Slashdot Mirror


Google Caffeine Drops MapReduce, Adds "Colossus"

An anonymous reader writes "With its new Caffeine search indexing system, Google has moved away from its MapReduce distributed number crunching platform in favor of a setup that mirrors database programming. The index is stored in Google's BigTable distributed database, and Caffeine allows for incremental changes to the database itself. The system also uses an update to the Google File System codenamed 'Colossus.'"

3 of 65 comments (clear)

  1. Sounds inefficient by martin-boundary · · Score: 4, Interesting

    This sounds like it's going to be highly inefficient for nonlocal calculations, or am I missing something? Basically, if the calculation at some database entry is going to require inputs from arbitrarily many other database entries which could reside anywhere in the database, then the computation cost per entry will be huge compared to a batch system.

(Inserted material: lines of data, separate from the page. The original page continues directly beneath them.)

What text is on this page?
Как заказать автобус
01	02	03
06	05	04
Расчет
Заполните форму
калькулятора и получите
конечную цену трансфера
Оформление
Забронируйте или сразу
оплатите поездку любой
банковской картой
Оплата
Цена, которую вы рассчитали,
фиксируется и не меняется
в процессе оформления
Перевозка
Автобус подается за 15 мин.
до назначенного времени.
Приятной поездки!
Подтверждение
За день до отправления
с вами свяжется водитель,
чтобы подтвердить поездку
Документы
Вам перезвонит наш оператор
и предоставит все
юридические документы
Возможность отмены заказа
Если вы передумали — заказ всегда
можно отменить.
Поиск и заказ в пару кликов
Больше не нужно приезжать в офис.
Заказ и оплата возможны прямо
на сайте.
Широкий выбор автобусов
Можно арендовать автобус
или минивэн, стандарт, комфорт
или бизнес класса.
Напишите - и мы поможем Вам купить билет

  2. Re:I have no idea by icebike · · Score: 4, Interesting

    Follow the link to the Original Article over on The Register , where you will find a rather lucid explanation, far better than the summary above can provide.

    Short answer:

    The old method of building their search database was essentially a Batch Job, Run it, wait, wait, wait a long time, swap results into production servers.

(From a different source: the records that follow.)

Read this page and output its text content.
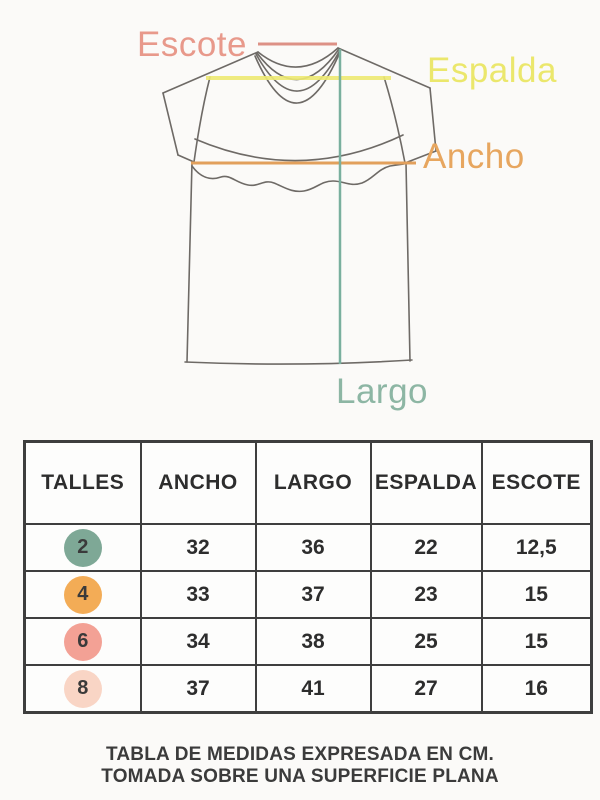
Escote
Espalda
Ancho
Largo
TALLES	ANCHO	LARGO	ESPALDA	ESCOTE
2	32	36	22	12,5
4	33	37	23	15
6	34	38	25	15
8	37	41	27	16
TABLA DE MEDIDAS EXPRESADA EN CM.
TOMADA SOBRE UNA SUPERFICIE PLANA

    The new method is continuous updates into a gigantic database spread over their entire network,

    This is why things show up in Google days, sometimes weeks ahead of the other search engines. The other guys are still trying to clone Google's old method.

    --
    Sig Battery depleted. Reverting to safe mode.
  3. Re:I have no idea by A+Friendly+Troll · · Score: 4, Interesting

    This is why things show up in Google days, sometimes weeks ahead of the other search engines.

    For a hands-on example of what icebike is saying, look here:

    http://www.google.com/search?q=%22This+is+why+things+show+up+in+Google+days%2C+sometimes+weeks+ahead+of+the+other+search+engines%22

    Actually, Google will index Slashdot comments in a matter of minutes.